I think we are really yearning for connection.  If that is so, then our pain is key to understanding our world. And, understanding our world is key to understanding our path to awakenment. As meditation practice cultivates a peaceful awareness that allows us to uncover our pain points and disarm our defenses, the practice of Loving Kindness allows us to enter in and heal by touching the wounds and offering acceptance and love. Not just in our minds with pretty images of hearts, and bears and angels and fairies, but by practical application of feeling the warmth of love in our bodies.  We use the power of a mind stabilized through meditation to hold the wounded places and offer love. We can learn to open past the clenching fear response and touching the child we have abandoned to the shadows.

With practice, the open space of meditation practice becomes the warm and healing embrace of loving kindness. We replace the clenching of the muscles in tension with the openness of awareness with basic meditation practice. Then, in time, we learn to infuse that with the warmth of compassion. Each time we open the body we accept the feelings and let the wounded child breathe and be. Each time we rise up in good posture, we tell the child there is now an awake adult here to care for them. And, in time we become the parent we should have had, but couldn’t have had, as our real parents were caught in the clenching panic of their own fear. It wasn’t their fault. They were young and unlearned. They lived locked in fear and blocked by guilt.

So, I recommend beginning at the beginning in order to give ourselves the care we need.

Beginning at the beginning is sitting in stillness and calm.

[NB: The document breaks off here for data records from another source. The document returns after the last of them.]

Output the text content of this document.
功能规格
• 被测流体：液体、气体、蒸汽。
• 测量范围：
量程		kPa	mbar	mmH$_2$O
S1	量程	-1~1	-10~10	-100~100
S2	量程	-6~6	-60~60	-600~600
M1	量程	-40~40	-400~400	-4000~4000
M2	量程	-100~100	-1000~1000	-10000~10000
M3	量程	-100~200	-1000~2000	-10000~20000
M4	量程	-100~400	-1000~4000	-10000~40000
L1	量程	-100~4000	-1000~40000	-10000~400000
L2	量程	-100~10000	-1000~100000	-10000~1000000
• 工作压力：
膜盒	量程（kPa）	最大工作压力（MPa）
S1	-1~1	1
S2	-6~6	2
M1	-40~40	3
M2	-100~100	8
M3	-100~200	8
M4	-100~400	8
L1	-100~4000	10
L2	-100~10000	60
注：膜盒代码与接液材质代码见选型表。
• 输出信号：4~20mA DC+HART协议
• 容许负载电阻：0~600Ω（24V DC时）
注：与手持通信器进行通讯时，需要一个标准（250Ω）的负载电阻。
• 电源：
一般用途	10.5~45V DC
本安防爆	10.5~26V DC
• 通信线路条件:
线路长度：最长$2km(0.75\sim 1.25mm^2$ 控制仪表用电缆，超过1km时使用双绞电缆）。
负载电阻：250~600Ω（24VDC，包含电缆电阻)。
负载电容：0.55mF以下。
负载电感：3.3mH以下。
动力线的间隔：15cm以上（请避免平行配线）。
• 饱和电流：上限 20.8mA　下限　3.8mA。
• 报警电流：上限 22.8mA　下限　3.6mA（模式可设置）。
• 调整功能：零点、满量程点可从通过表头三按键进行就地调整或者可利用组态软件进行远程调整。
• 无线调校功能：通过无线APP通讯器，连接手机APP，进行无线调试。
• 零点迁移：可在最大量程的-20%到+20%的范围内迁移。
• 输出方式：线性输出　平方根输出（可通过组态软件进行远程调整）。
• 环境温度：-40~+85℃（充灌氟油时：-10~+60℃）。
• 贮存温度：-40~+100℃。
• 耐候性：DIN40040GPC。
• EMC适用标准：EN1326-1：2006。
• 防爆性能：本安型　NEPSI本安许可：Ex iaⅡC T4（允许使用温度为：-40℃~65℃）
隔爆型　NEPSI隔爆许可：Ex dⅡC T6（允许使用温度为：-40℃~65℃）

Then when our mind is pacified, we can invite the child in and gently touch its pain. We can do this with no hope of change. Just listening. Accepting. Welcoming the wounded child.  Holding her with open arms, rather than abandoning her in clenching panic.  Opening to the pain, the fear, the doubt, the lack of clarity. Sitting up straight and being there for her in the storm. Sitting with her, up awake and open.

And meditation is a perfect tool for this reunion.

 

Learning To Work with Ourselves

With care, patience and love we can touch inside without detonating the emotional landmine. Its like a game of  concentration. We reach in through the hole for the affected bone without touching the sides and setting off the alarm.  We care for ourselves, as we would for anyone, learning to work with kindness and concentration. We learn to pay attention to the sore spots and frightened places so we can be aware of their triggers, tendencies and potential for disruption.

Working effectively with ourselves would be moving more slowly than our mind demands. So, its trading off some of the speed of aggression for a more integrated, and more sustainable, approach.  Its moving slow enough to move quickly. When we synchronize with our full self, everything we do has the authority of the present moment and our present sense.  By slowing down and working with ALL of ourselves, we not only have more chance of completing tasks that have held us back, but we also will have a deeper understanding of ourselves and a richer connection to our lives.

And isn’t that what we wanted in the first place?